¿Vives cerca de una carretera ruidosa? Tu corazón podría estar en peligro

Archivo - Vivir en zonas con altos niveles de ruido de transporte aumenta el riesgo de sufrir eventos cardíacos adversos graves
Archivo - Vivir en zonas con altos niveles de ruido de transporte aumenta el riesgo de sufrir eventos cardíacos adversos graves - GETTY IMAGES/ISTOCKPHOTO / MARIOGUTI - Archivo
Infosalus
Publicado: martes, 31 marzo 2026 14:30

   MADRID, 31 Mar. (EUROPA PRESS) -

   Vivir en zonas con altos niveles de ruido de transporte aumenta el riesgo de sufrir eventos cardíacos adversos graves, según ha revelado un estudio llevado a cabo por un equipo de investigación liderado por el miembro del Hospital Metodista de la ciudad estadounidense de Houston, el doctor Jad Ardakani.

   Este tipo de contaminación acústica "suele pasarse por alto, pero puede representar una exposición modificable con importantes implicaciones para la salud pública", ha puesto de manifiesto Ardakani, quien ha añadido que los "hallazgos" obtenidos "sugieren que el ruido ambiental debe considerarse junto con los factores de riesgo cardiovascular más tradicionales".

   De esta manera lo ha expresado durante la reciente celebración en Nueva Orleans de la Sesión Científica Anual del Colegio Estadounidense de Cardiología (ACC, por sus siglas en inglés), evento en el que ha declarado que es "fundamental" analizar la exposición individual al ruido "y buscar maneras de reducirla".

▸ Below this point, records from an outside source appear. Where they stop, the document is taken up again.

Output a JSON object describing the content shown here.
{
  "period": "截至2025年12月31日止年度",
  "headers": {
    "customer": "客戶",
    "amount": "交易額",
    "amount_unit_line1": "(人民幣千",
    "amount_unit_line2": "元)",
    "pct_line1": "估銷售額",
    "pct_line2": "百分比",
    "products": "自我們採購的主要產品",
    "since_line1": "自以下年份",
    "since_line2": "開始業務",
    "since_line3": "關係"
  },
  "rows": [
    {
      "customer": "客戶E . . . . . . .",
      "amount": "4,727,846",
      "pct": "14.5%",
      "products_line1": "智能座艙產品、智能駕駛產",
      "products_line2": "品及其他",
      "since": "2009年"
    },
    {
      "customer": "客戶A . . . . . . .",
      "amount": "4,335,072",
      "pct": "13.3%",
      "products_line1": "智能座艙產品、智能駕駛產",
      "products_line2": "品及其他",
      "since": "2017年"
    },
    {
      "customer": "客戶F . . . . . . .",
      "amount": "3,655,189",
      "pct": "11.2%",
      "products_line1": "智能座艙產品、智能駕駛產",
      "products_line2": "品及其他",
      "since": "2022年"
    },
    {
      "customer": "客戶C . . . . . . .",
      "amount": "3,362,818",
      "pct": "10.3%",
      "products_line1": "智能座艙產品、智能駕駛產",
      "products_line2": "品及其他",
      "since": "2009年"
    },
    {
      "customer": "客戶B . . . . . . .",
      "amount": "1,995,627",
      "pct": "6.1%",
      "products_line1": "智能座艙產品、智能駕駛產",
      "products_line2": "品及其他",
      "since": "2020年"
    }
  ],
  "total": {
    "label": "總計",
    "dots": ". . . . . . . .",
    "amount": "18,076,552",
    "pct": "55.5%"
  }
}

   Los investigadores apuestan por implementar estrategias para hacer decrecer esta exposición al tráfico rodado, ferroviario y aéreo, lo que podría ser un nuevo objetivo para la planificación urbana y la mejora de la salud cardiovascular de las comunidades. Estudios previos han mostrado que puede desencadenar una respuesta de estrés en el organismo que, con el tiempo, conlleva consecuencias negativas para la salud.

   En este sentido, un trabajo reciente publicado en la revista especializada 'JACC: Advances' expone que la exposición prolongada al ruido del tráfico rodado se asocia con un mayor riesgo de enfermedad cardiovascular y mortalidad por todas las causas. Por su parte, el liderado por Ardakani se ha valido de una de las cohortes más grandes y diversas de Estados Unidos hasta la fecha.

   Así, se han analizado los registros médicos de más de 1,2 millones de pacientes adultos en el área de Houston entre 2016 y 2023. Además, se ha empleado el Mapa Nacional de Ruido del Transporte, producido por el Departamento de Transporte de este país, para evaluar la exposición según el domicilio.

   De este modo, la exposición al ruido en el hogar por debajo de 45 decibelios se clasificó como baja, mientras que entre esta cifra y 54 se catalogó como moderada y desde 55 se etiquetó como alta. Si bien el ruido a 55 decibelios -aproximadamente el nivel de sonido de una conversación normal o música de fondo- no daña la audición, puede causar otros impactos fisiológicos y alterar el sueño, especialmente si es constante o está fuera del control de la persona.

TRÁFICO RODADO, FERROVIARIO Y DE AVIACIÓN

   Con todo ello, se ha revelado que las personas que viven en zonas con mucho ruido de transporte tienen un 17 por ciento más de probabilidades de morir por cualquier causa, sufrir un infarto o un derrame cerebral, o necesitar una revascularización coronaria. El ruido intenso del tráfico rodado se asocia con un riesgo un 17 por ciento mayor; la combinación de ruido intenso de este y de la aviación, con uno un 16 por ciento superior;, y el del ferrocarril, con uno un 10 por ciento mayor.

   Además, se ha observado que, si bien el ruido del tráfico rodado muestra la asociación general más fuerte con el riesgo de eventos cardiovasculares adversos, el riesgo incremental presenta un patrón diferente. Así, cada aumento de 10 decibelios en el ruido del ferrocarril se asocia con un incremento del 14 por ciento en el riesgo, en comparación con un aumento del 3 por ciento en el del tráfico rodado.

   "El ruido del ferrocarril es particular porque es fuerte e intermitente", ha asegurado Ardakani, que ha agregado que "esos ruidos repentinos, sobre todo de noche, pueden ser perjudiciales para el organismo, aunque la gente los perciba como ruido de fondo". "La vibración asociada al ruido ferroviario también podría tener efectos biológicos que no se observan con el ruido de la carretera", ha finalizado.